You ever just wake up in the morning and think, OUCH! Damn! What the hell happened and why does the top of my shoulder feel so bruised? Those my friends are the markings of a good holiday party. That's right. CW NOW had their holiday party over the weekend and it was open bar. Hello, that is the only language I speak when I am out and about. So...everyone was there, every producer, assistant, exec, PA, everyone. And I was partaking in my slight share of the freeflowing of drinks. I kept it light and ladylike with what I call 'bellinis' (hold pinky up when saying this to get the full effect), champagne topped with a splash of cranberry, because honestly, who knows what label of bubbly they're packing back there.

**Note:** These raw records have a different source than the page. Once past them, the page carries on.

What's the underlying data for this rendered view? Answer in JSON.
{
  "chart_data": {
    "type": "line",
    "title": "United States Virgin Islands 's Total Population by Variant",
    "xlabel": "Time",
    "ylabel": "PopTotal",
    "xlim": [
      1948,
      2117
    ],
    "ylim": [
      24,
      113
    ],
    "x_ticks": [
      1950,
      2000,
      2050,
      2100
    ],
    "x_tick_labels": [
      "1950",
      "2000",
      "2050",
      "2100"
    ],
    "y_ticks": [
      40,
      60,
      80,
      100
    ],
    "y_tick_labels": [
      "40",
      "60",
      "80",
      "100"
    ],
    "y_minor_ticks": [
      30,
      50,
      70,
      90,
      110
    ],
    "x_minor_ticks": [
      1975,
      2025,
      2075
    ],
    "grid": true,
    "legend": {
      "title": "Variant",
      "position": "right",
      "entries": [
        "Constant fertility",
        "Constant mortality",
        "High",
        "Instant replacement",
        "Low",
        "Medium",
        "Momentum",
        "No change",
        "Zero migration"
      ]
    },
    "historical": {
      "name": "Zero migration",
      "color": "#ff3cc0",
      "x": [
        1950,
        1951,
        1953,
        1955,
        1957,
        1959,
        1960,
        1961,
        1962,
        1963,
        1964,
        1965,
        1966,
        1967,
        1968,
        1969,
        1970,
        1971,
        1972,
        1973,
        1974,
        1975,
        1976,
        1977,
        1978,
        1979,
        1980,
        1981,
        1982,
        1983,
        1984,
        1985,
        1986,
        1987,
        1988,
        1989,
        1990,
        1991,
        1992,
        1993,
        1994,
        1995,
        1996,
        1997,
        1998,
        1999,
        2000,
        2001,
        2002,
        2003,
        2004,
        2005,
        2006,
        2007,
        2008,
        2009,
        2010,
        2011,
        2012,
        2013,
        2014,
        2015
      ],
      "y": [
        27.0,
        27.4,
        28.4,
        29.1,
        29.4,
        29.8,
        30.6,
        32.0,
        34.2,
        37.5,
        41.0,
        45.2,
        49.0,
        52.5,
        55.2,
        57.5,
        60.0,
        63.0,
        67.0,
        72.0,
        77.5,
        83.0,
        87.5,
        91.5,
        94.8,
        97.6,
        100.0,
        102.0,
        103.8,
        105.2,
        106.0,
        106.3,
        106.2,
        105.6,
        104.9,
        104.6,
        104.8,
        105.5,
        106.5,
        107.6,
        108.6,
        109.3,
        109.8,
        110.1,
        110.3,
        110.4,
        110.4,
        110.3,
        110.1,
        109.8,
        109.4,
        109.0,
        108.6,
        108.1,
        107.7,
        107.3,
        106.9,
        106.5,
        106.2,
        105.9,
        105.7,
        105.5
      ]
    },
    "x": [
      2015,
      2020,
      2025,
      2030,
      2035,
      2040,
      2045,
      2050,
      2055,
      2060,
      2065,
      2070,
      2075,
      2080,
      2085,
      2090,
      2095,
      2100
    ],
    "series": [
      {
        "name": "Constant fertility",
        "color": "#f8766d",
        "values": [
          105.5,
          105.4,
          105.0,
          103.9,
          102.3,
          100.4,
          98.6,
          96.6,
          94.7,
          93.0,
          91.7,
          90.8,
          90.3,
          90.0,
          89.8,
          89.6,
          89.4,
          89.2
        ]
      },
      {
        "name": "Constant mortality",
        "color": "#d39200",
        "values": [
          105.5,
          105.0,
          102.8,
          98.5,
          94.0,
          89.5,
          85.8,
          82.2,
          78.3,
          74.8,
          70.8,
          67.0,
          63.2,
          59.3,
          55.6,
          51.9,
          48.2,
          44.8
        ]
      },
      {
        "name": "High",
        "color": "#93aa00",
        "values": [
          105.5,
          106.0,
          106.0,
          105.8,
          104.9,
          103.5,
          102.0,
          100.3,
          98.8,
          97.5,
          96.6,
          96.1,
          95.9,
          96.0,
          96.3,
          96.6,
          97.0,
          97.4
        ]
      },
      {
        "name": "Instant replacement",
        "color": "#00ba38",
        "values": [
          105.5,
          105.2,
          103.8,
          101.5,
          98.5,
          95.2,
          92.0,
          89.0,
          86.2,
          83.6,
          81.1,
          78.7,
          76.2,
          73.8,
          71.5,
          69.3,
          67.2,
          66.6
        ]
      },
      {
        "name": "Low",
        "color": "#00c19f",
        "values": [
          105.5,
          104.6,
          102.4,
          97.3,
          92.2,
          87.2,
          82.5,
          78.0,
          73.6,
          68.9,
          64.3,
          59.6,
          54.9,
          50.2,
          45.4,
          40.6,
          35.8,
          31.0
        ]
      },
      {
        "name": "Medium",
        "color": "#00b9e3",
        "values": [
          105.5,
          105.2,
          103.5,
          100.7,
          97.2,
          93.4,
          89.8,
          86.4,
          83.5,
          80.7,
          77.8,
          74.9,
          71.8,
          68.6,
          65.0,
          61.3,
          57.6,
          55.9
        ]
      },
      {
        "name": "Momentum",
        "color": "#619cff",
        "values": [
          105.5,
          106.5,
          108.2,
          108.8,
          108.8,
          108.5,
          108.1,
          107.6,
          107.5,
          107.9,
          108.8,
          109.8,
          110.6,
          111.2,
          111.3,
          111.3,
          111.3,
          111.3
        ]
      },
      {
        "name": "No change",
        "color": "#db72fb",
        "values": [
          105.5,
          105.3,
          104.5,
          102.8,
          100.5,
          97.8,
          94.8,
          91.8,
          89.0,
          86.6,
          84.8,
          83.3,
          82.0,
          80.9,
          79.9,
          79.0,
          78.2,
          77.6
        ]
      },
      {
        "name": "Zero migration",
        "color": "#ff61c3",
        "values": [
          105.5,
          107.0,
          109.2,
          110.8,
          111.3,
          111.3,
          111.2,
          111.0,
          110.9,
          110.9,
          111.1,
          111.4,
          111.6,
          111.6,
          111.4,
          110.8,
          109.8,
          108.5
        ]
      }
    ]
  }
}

For all I know, the champagne could have the soul of Nick Nolte in his DUI picture, but with a splash of juice, it sings like Whitney Houston before Bobby Brown.
Did I ever tell you about the time I woke up with the WORST headache in San Francisco? I was visiting some old friends after I had moved down and was staying at a hotel at the Wharf. Well I wake up to this banging headache, thinking, wow, did I really drink that much? I thought my lush days were done and done. Then after begging the bellman to bring me up some aspirin, and as my bitch of a friend, also hung over, just moaned and made me fetch the pills from the door, I finally jumped in the shower and decided to wash my hair. Yes, the memory is that vivid. Anyhoo, as I am washing, I touch the back of my head as I am scrubbing, and I let out the most volatile scream since Janet Lee in Psycho. I swear I heard wolves holler back at a girl. Now how the hell did the back of my skull be pounced on so bad? I don't remember getting punched. As I explained to my friend sleeping in the bed next to me about my weird head thing, he said, you don't remember? You got into a fight with a door. And then it all came rushing back. That damn door knob was giving me the evil eye and I needed to show it a lesson. After a small tangle with the wine cube at my friend's place, I decided the door needed to be taken down a notch, and boom! Door knob, meet my head, head meet the door knob.
Oh back to my holiday party story, so much debauchery to speak of but I am late for work. So I have to run. I am working the premiere of Charlie Wilson's War, a funny political story about one man who didn't seem so good at his job, doing great things in his position. and it wasn;t in the lateral position either! Although he was known for that. Did that joke make it anywhere? anyone, anyone, bueller?